Essentially, the Astros affiliates at AA (Corpus Christi), Lo-A (Quad Cities) and Tri-City will remain unchanged. So too will Greeneville, which is owned by the Astros (as are most clubs in the Appalachian League).
Purely on a name-only basis, Rancho Cucamonga wins, hands down.
But the real action will be in the Pacific Coast League, where the Astros currently have a player development contract with the Oklahoma City RedHawks. It appears that:
- a Dodgers minority owner (Peter Guber) is apparently close to purchasing the RedHawks, and they will most likely become the new Dodgers affiliate, replacing Albuquerque.
- The A's will likely move out of Sacramento, probably to Nashville, ending the Brewer's affiliation with Nashville. Sacramento will sign a player development contract with the Giants.

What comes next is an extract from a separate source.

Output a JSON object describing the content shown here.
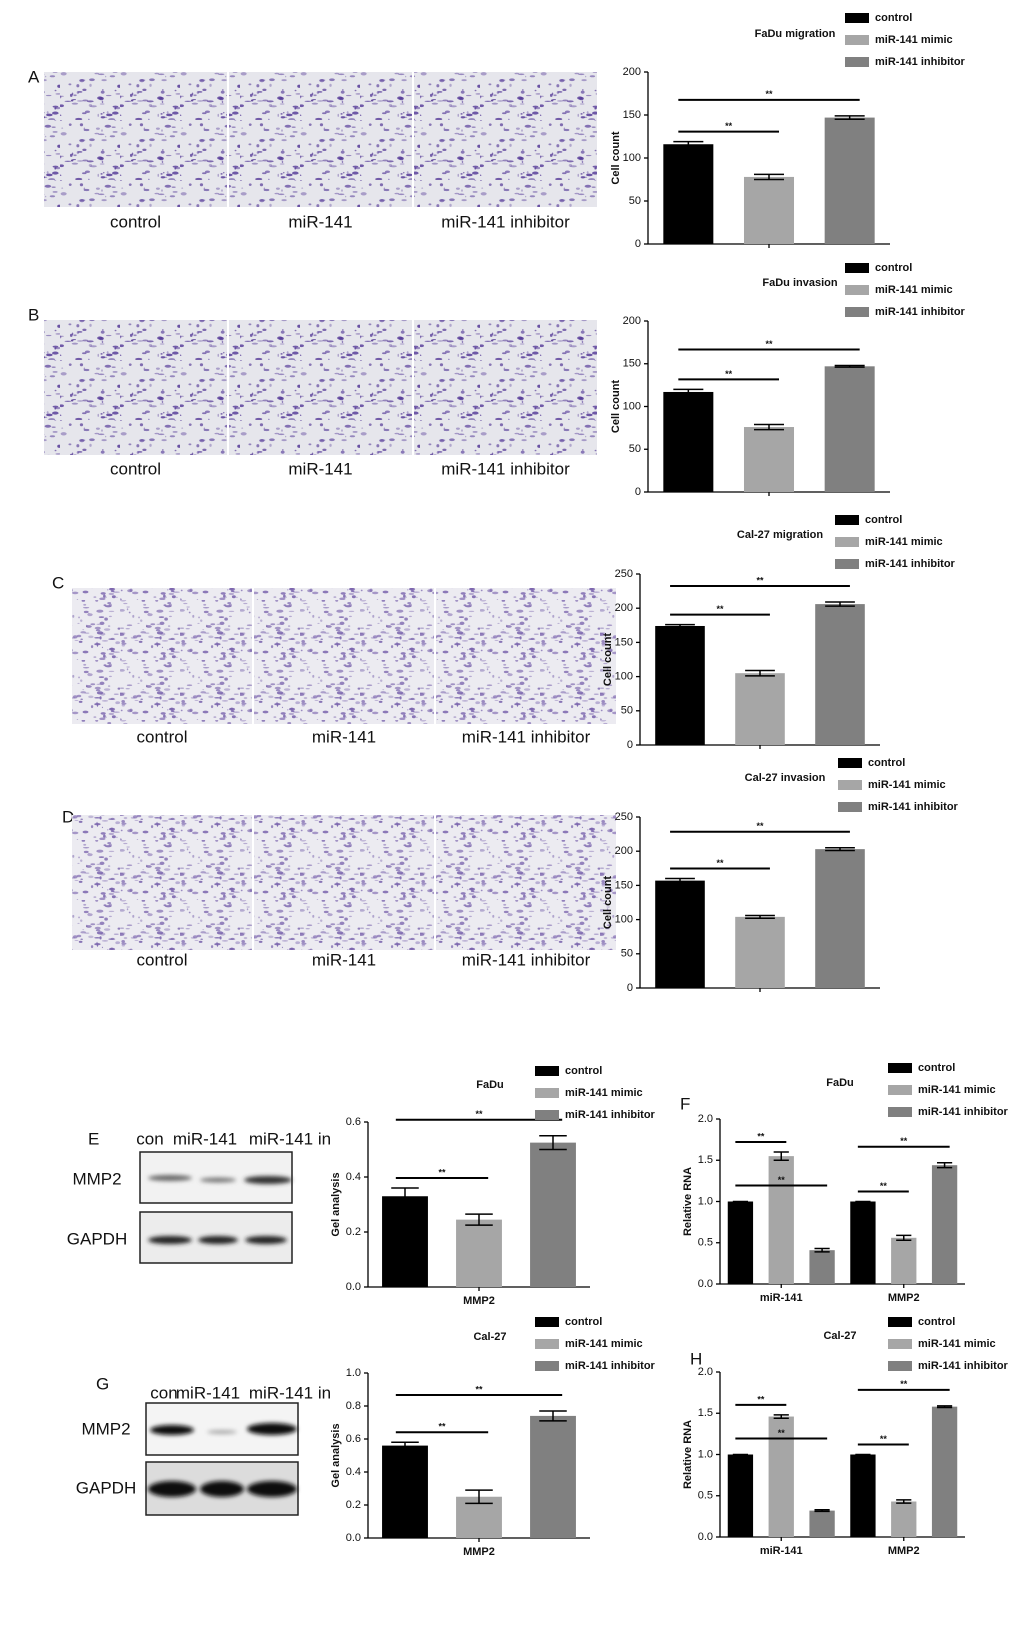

- The Giants will leave Fresno to move to Sacramento. Fresno is apparently an affiliate with some problems with ownership, attendance, and finances.
- The Astros and Brewers will probably both vie for an association with Albuquerque, with the unsuccessful suitor heading to Fresno.

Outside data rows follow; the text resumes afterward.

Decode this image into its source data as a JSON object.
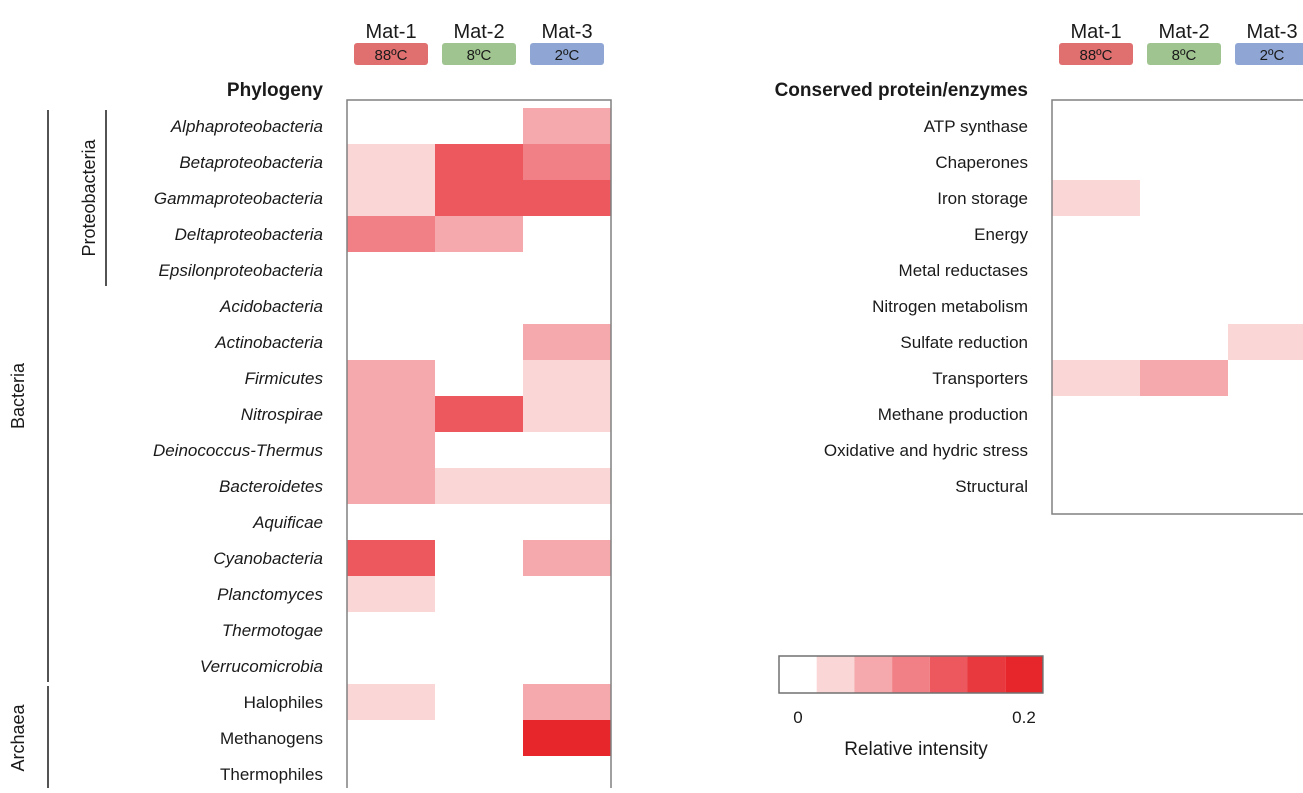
{
  "chart_data": [
    {
      "type": "heatmap",
      "title": "Phylogeny",
      "columns": [
        {
          "name": "Mat-1",
          "badge": "88ºC",
          "color": "#e07070"
        },
        {
          "name": "Mat-2",
          "badge": "8ºC",
          "color": "#9fc490"
        },
        {
          "name": "Mat-3",
          "badge": "2ºC",
          "color": "#8fa6d4"
        }
      ],
      "rows": [
        "Alphaproteobacteria",
        "Betaproteobacteria",
        "Gammaproteobacteria",
        "Deltaproteobacteria",
        "Epsilonproteobacteria",
        "Acidobacteria",
        "Actinobacteria",
        "Firmicutes",
        "Nitrospirae",
        "Deinococcus-Thermus",
        "Bacteroidetes",
        "Aquificae",
        "Cyanobacteria",
        "Planctomyces",
        "Thermotogae",
        "Verrucomicrobia",
        "Halophiles",
        "Methanogens",
        "Thermophiles"
      ],
      "italic_rows": 16,
      "values": [
        [
          0,
          0,
          0.055
        ],
        [
          0.025,
          0.14,
          0.095
        ],
        [
          0.015,
          0.12,
          0.12
        ],
        [
          0.09,
          0.075,
          0
        ],
        [
          0,
          0,
          0
        ],
        [
          0,
          0,
          0
        ],
        [
          0,
          0,
          0.075
        ],
        [
          0.05,
          0,
          0.01
        ],
        [
          0.06,
          0.14,
          0.04
        ],
        [
          0.06,
          0,
          0
        ],
        [
          0.06,
          0.035,
          0.035
        ],
        [
          0,
          0,
          0
        ],
        [
          0.14,
          0,
          0.05
        ],
        [
          0.025,
          0,
          0
        ],
        [
          0,
          0,
          0
        ],
        [
          0,
          0,
          0
        ],
        [
          0.03,
          0,
          0.06
        ],
        [
          0,
          0,
          0.2
        ],
        [
          0,
          0,
          0
        ]
      ],
      "groups": [
        {
          "label": "Proteobacteria",
          "from": 0,
          "to": 4
        },
        {
          "label": "Bacteria",
          "from": 0,
          "to": 15
        },
        {
          "label": "Archaea",
          "from": 16,
          "to": 18
        }
      ]
    },
    {
      "type": "heatmap",
      "title": "Conserved protein/enzymes",
      "columns": [
        {
          "name": "Mat-1",
          "badge": "88ºC",
          "color": "#e07070"
        },
        {
          "name": "Mat-2",
          "badge": "8ºC",
          "color": "#9fc490"
        },
        {
          "name": "Mat-3",
          "badge": "2ºC",
          "color": "#8fa6d4"
        }
      ],
      "rows": [
        "ATP synthase",
        "Chaperones",
        "Iron storage",
        "Energy",
        "Metal reductases",
        "Nitrogen metabolism",
        "Sulfate reduction",
        "Transporters",
        "Methane production",
        "Oxidative and hydric stress",
        "Structural"
      ],
      "values": [
        [
          0,
          0,
          0
        ],
        [
          0,
          0,
          0
        ],
        [
          0.03,
          0,
          0
        ],
        [
          0,
          0,
          0
        ],
        [
          0,
          0,
          0
        ],
        [
          0,
          0,
          0
        ],
        [
          0,
          0,
          0.045
        ],
        [
          0.025,
          0.05,
          0
        ],
        [
          0,
          0,
          0
        ],
        [
          0,
          0,
          0
        ],
        [
          0,
          0,
          0
        ]
      ]
    }
  ],
  "legend": {
    "title": "Relative intensity",
    "min_label": "0",
    "max_label": "0.2",
    "min": 0,
    "max": 0.2,
    "swatches": [
      "#ffffff",
      "#fbd6d7",
      "#f5a9ac",
      "#f08085",
      "#ec585e",
      "#e83a3e",
      "#e6262b"
    ]
  }
}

- It appears that the Mets will probably stay in Las Vegas, the Padres will stay in El Paso, and Colorado will stay at Colorado Springs, but there is a lot of use of the word "probably" in that summation, and one of those franchises making a different decision is could result in a lot of movement elsewhere.
- I have seen a number of comments indicating that Round Rock will not be able to break its contract with the Rangers, so that seems unlikely. Their PDC expires in 2016 (according to Baseball America, but 2018 according to other sources - and thanks for pointing that out as well.
Interesting times ahead. I am guessing that wherever the Astros go, they will do so for only two years. That will give them enough time to pursue the purchase of a new franchise with the aim of moving them closer to Houston, or will allow the PDC to expire at the same time as Round Rock's contract with the Rangers expires.